As an editor of a TAN-LM file you should understand the vocabulary and grammar of the languages you have picked. You should have a good sense of the rules established by the lexical and grammatical authorities you have chosen to follow. You should be familiar with the conventions and assumptions of the TAN-mor files you have adopted.
Although you must assume the point of view of a particular grammar and lexicon, you need not define those authorities, nor hold to a single one. In addition, you may bring to lexical analysis your own expertise and supply lexical headwords unattested in printed authorities.
Although TAN-LM files are simple, they can be laborious to write and edit, more than other types of TAN files. They can also be hard to read if the underlying TAN-mor files use cryptic codes. It is customary for an editor of a TAN-LM file to use tools to help create and edit the data.
The root element of a lexico-morphological file is TAN-LM.
TAN-LM files are either source-specific or language-specific. In the case of
the former, <source>
points
to the one and only TAN-T(EI) file that is the object of analysis. In the case of
the latter, <for-lang>
is
used to indicate the languages that are covered.
Note | |
---|---|
If the language-specific option is exercised, the file must point to TAN-LM-lang schema files. See the section called “Overall Structure (root)”. |
<declarations>
takes the elements common to class 2 files (see the section called “Class 2 Metadata (<head>)”. It takes two other elements unique to TAN-LM: <lexicon>
(optional) and
<morphology>
(mandatory). Any number of lexica and morphologies may be declared; the order is
inconsequential.
There is, at present, no TAN format for lexica and dictionaries, although this may change in the future. So even if a digital form of a dictionary is identified through the the section called “Digital Entity Metadata Pattern”, no validation tests will be performed.
You may find a non-TAN lexical model to be a suitable supplement to any TAN collections you develop. The TEI supports dictionary encoding, and the Lexical Markup Framework, an ISO standard (ISO-24613:2008), has defined a data model for lexicons and dictionaries. The former is geared toward philology and the latter toward linguistics. You may also devise your own format if neither of these support aspects of lexicology that you find important.
Because you or other TAN-LM editors are likely to be authorities in your own
right, <agent>
can be
treated as if a <lexicon>
,
and be referred to by @lexicon
in the <body>
.
<body>
)The <body>
of a TAN-LM file
takes, in addition to the customary optional attributes found in other TAN files
(see @in-progress
and
the section called “Edit Stamp”), @lexicon
and @morphology
, to specify the default lexicon and grammar for
the file. @lexicon
may point
either to a <lexicon>
id or
to an <agent>
id (when
someone editing the TAN file is an authority).
<body>
has only one type of
child: one or more <ana>
s
(short for analysis), each of which matches one or more tokens (<tok>
) to one or more lexemes or
morphological assertions (<lm>
, which takes <l>
s and <m>
s).
If due to tokenization a linguistic token must occupy more than one <tok>
, you may use @cont
to group <tok>
s together.
Elements within an <ana>
are distributed, to allow economically sized files.

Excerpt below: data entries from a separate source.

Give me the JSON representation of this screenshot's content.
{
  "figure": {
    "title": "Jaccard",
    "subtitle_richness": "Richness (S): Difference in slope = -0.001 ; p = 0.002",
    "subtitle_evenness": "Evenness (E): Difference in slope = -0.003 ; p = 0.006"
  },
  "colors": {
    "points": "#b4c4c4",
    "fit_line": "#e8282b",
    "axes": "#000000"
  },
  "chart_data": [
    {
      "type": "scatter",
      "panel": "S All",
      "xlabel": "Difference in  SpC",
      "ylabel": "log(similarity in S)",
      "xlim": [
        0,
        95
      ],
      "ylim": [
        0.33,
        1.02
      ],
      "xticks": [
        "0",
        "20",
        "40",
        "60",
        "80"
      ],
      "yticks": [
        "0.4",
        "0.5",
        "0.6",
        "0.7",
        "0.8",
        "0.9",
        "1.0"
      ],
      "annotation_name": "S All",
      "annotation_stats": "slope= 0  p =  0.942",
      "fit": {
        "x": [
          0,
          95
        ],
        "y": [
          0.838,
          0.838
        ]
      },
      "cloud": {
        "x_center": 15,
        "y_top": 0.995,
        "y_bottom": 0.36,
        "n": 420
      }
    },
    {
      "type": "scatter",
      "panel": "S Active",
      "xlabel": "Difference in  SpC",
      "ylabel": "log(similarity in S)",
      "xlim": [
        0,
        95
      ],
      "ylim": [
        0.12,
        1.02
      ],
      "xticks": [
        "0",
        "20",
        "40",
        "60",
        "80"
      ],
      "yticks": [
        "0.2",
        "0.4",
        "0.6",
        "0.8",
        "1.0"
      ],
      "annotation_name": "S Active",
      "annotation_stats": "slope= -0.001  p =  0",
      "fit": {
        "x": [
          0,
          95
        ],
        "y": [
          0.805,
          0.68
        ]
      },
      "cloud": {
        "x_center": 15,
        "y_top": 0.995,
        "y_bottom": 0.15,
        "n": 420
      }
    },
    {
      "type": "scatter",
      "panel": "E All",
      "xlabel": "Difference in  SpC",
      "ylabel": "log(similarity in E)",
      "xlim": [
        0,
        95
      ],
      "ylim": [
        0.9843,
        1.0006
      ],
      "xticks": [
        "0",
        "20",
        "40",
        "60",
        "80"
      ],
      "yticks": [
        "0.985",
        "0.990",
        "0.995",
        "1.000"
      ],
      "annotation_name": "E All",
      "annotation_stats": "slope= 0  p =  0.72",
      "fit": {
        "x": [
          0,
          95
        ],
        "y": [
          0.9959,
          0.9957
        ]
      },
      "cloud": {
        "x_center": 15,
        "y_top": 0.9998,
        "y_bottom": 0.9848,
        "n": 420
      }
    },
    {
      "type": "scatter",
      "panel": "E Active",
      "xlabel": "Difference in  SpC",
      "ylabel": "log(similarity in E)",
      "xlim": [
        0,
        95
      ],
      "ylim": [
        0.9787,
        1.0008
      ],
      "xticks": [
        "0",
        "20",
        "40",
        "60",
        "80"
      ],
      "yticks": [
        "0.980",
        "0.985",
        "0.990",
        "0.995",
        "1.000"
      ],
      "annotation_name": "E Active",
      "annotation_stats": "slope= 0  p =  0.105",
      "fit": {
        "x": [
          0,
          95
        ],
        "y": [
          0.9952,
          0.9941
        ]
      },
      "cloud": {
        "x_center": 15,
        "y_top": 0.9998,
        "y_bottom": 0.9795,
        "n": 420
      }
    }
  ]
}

That is, every combination of
<l>
and <m>
(governed by <lm>
) is asserted to be true for
every <tok>
.
Many TAN-LM files will be populated by a stylesheet or other algorithm that
automatically calculate the possible morphological values of each token, for
example, "down" being marked as an adjective, an adverb, a noun, and a verb. In
this case, you does not wish to claim that a word really is every combination
generated. But you do wish to leave open the possibility for cases where such
ambiguity must be expressed (e.g., "down" in "Get down off a duck." being equally
a noun and adverb). It is advised that automatically calculated results always
include @cert
with weighted
values that sum to 1 for each token.